Pohela Boishakh is the epitome of our Bengali culture and heritage and the fact that it got recognized by UNESCO is further testament to its significance. So it comes as no surprise that we let our sweet tooth run wild and treat it to all sorts of desserts. We have our traditional mishtis, we have payesh/firni followed by a plethora of pithas. Now pithas are an entirely different chapter. Saha describes how every district of Bangladesh has different sweets, every house in a village has different pitha. Sweets represent diversity at its finest and what makes it even more interesting is the fact that it is also a symbol of knowledge transformation. When two people from different families get married they carry their families respective recipes which help create a brand new type of pitha. The possibilities are endless and you see so many of them during Boishakh. One delicacy that particularly stands out for Saha is this naru that is prepared in Chittagong using a wooden mould that is made only to be used during Boishakh.
Keeping up with change
The laws of sociology demand for any city to move towards globalization and embrace other cultures. According to Saha, this is exactly what is happening in Bangladesh, particularly in Dhaka. There is a lot of knowledge out there that can only be obtained through specific practices in specific areas and such practices are slowly fading away with time. This is especially prevalent among those who prepare sweets as the art will pass away with the maker if not preserved. We might have technology that will help us replicate and produce mishtis that look and taste exactly like the original but the differences will lie in the finest details. They will not have the same sweetness, the same sponginess or the same textures inside our mouths and the sad part is not many will be able to identify that. A lot of preparation methods and local specialties have already left us behind.
However, change is not necessarily a bad thing, explains Saha.

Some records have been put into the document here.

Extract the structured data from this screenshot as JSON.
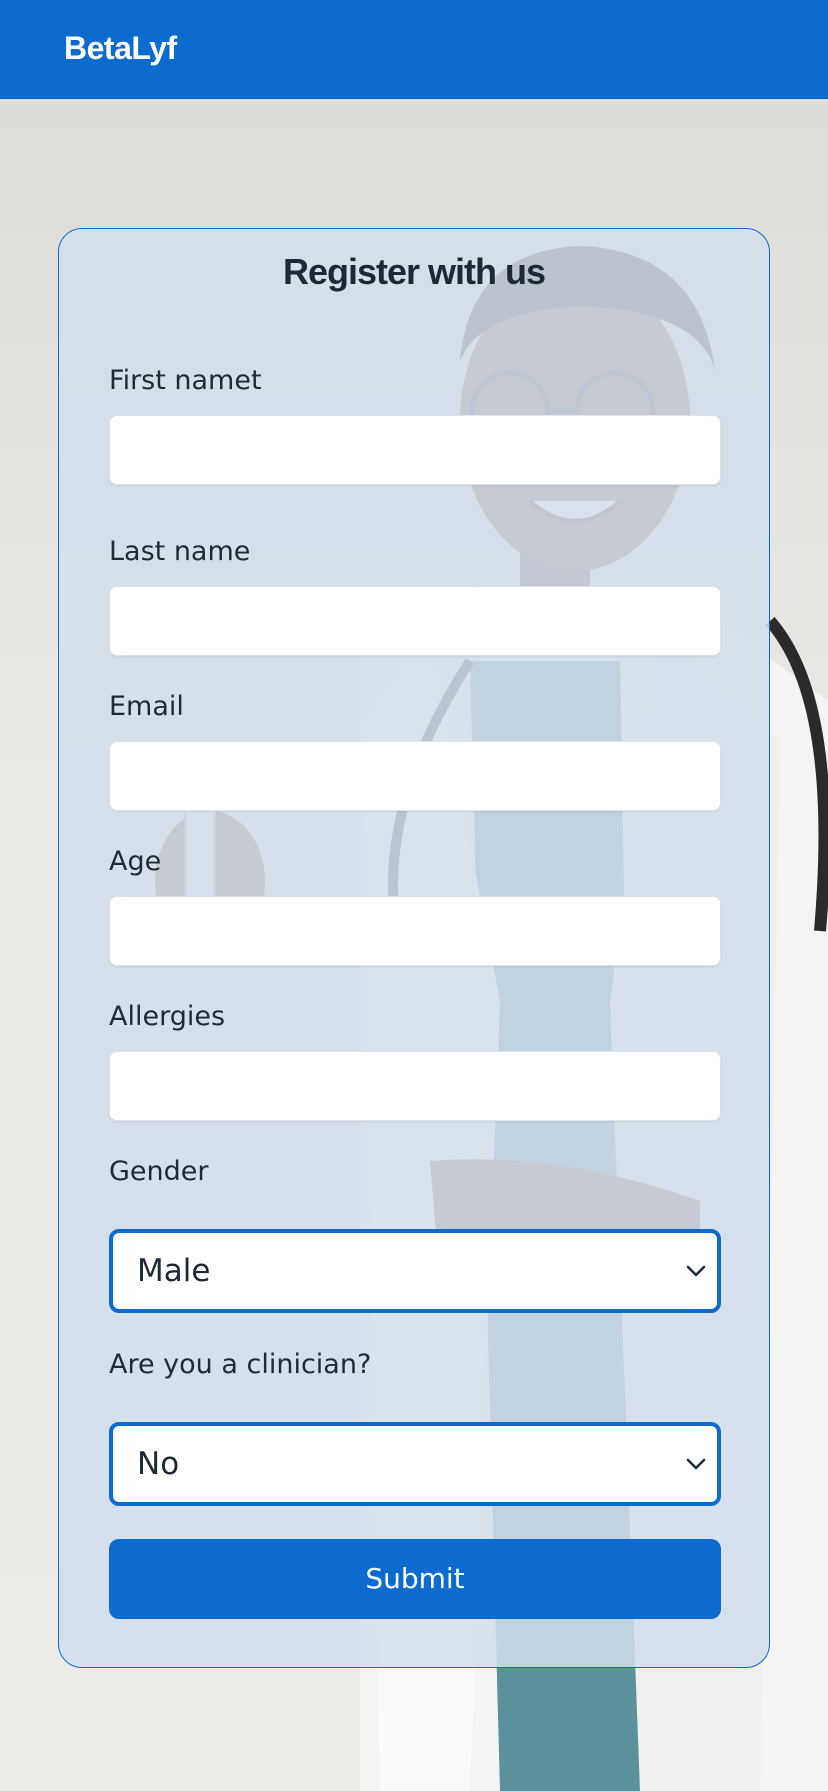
{
  "navbar": {
    "brand": "BetaLyf"
  },
  "form": {
    "title": "Register with us",
    "first_name_label": "First namet",
    "first_name_value": "",
    "last_name_label": "Last name",
    "last_name_value": "",
    "email_label": "Email",
    "email_value": "",
    "age_label": "Age",
    "age_value": "",
    "allergies_label": "Allergies",
    "allergies_value": "",
    "gender_label": "Gender",
    "gender_value": "Male",
    "clinician_label": "Are you a clinician?",
    "clinician_value": "No",
    "submit_label": "Submit"
  },
  "colors": {
    "primary": "#0b6bce",
    "card_border": "#0b6bce",
    "card_background": "#d2deec",
    "text": "#212b36",
    "page_background": "#e6e6e2"
  },
  "icons": {
    "select_arrow": "chevron-down-icon"
  },
  "background_image": "photo of a smiling doctor in a white coat with a stethoscope"
}
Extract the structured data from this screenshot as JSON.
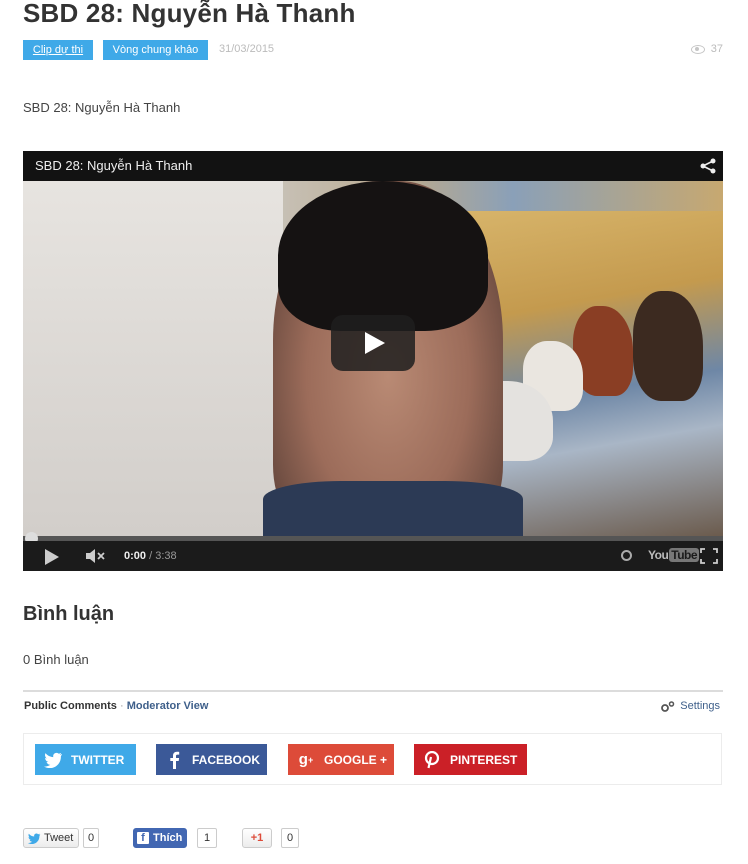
{
  "post": {
    "title": "SBD 28: Nguyễn Hà Thanh",
    "tags": [
      "Clip dự thi",
      "Vòng chung khảo"
    ],
    "date": "31/03/2015",
    "views": "37",
    "intro": "SBD 28: Nguyễn Hà Thanh"
  },
  "video": {
    "title": "SBD 28: Nguyễn Hà Thanh",
    "current_time": "0:00",
    "duration": "/ 3:38",
    "logo_you": "You",
    "logo_tube": "Tube",
    "progress": 0
  },
  "comments": {
    "heading": "Bình luận",
    "count_text": "0 Bình luận",
    "public_label": "Public Comments",
    "separator": "·",
    "moderator_label": "Moderator View",
    "settings_label": "Settings"
  },
  "share_buttons": {
    "twitter": "TWITTER",
    "facebook": "FACEBOOK",
    "google": "GOOGLE +",
    "pinterest": "PINTEREST"
  },
  "social_counts": {
    "tweet_label": "Tweet",
    "tweet_count": "0",
    "like_label": "Thích",
    "like_count": "1",
    "gplus_label": "+1",
    "gplus_count": "0"
  },
  "colors": {
    "tag_blue": "#3fa9e8",
    "twitter": "#3fa9e8",
    "facebook": "#3b5998",
    "google": "#dd4b39",
    "pinterest": "#cb2027"
  }
}
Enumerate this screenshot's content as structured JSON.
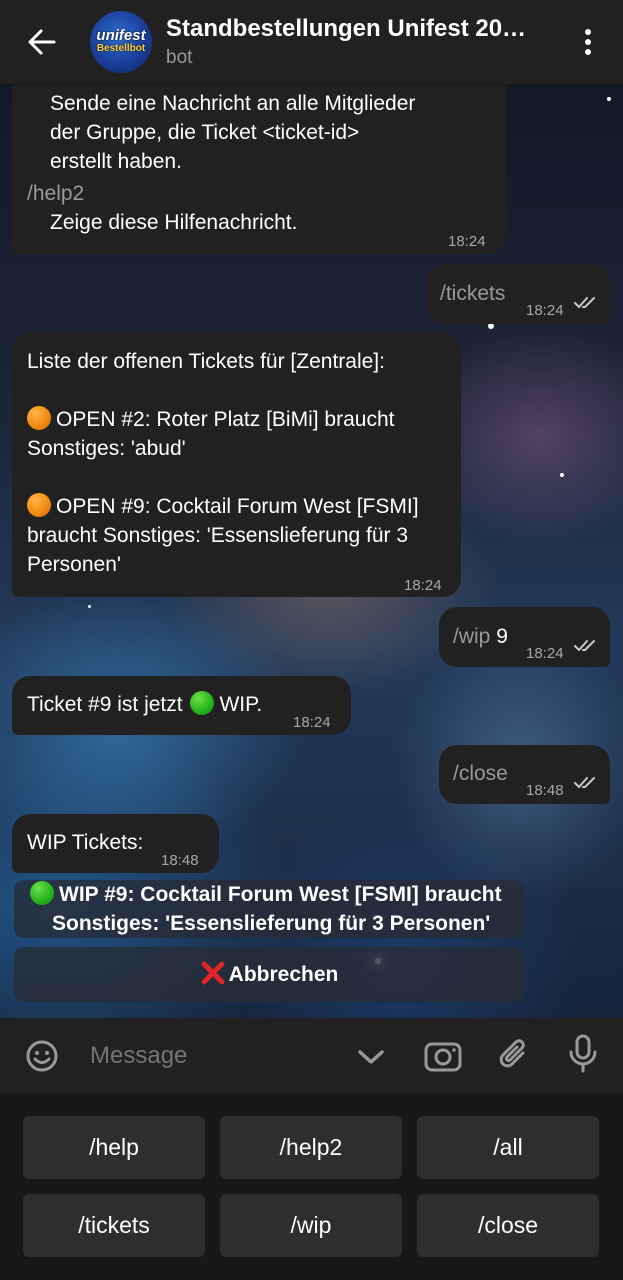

Since we are exposed to so much information, we are more curious now than ever before. This will encourage us to go to the depths of our country to experience various delicacies and will also inspire entrepreneurs and restaurateurs to introduce them to the big cities. Of course, their iteration of the dish may experience a lot of fusion which will sadly cause it to deviate away from the original taste but as long as people are willing to preserve the culture and show appreciation towards it, we will always be able to continue legacies. “However” Saha adds, I personally believe that something that truly identifies you is better off without globalization and fusion.”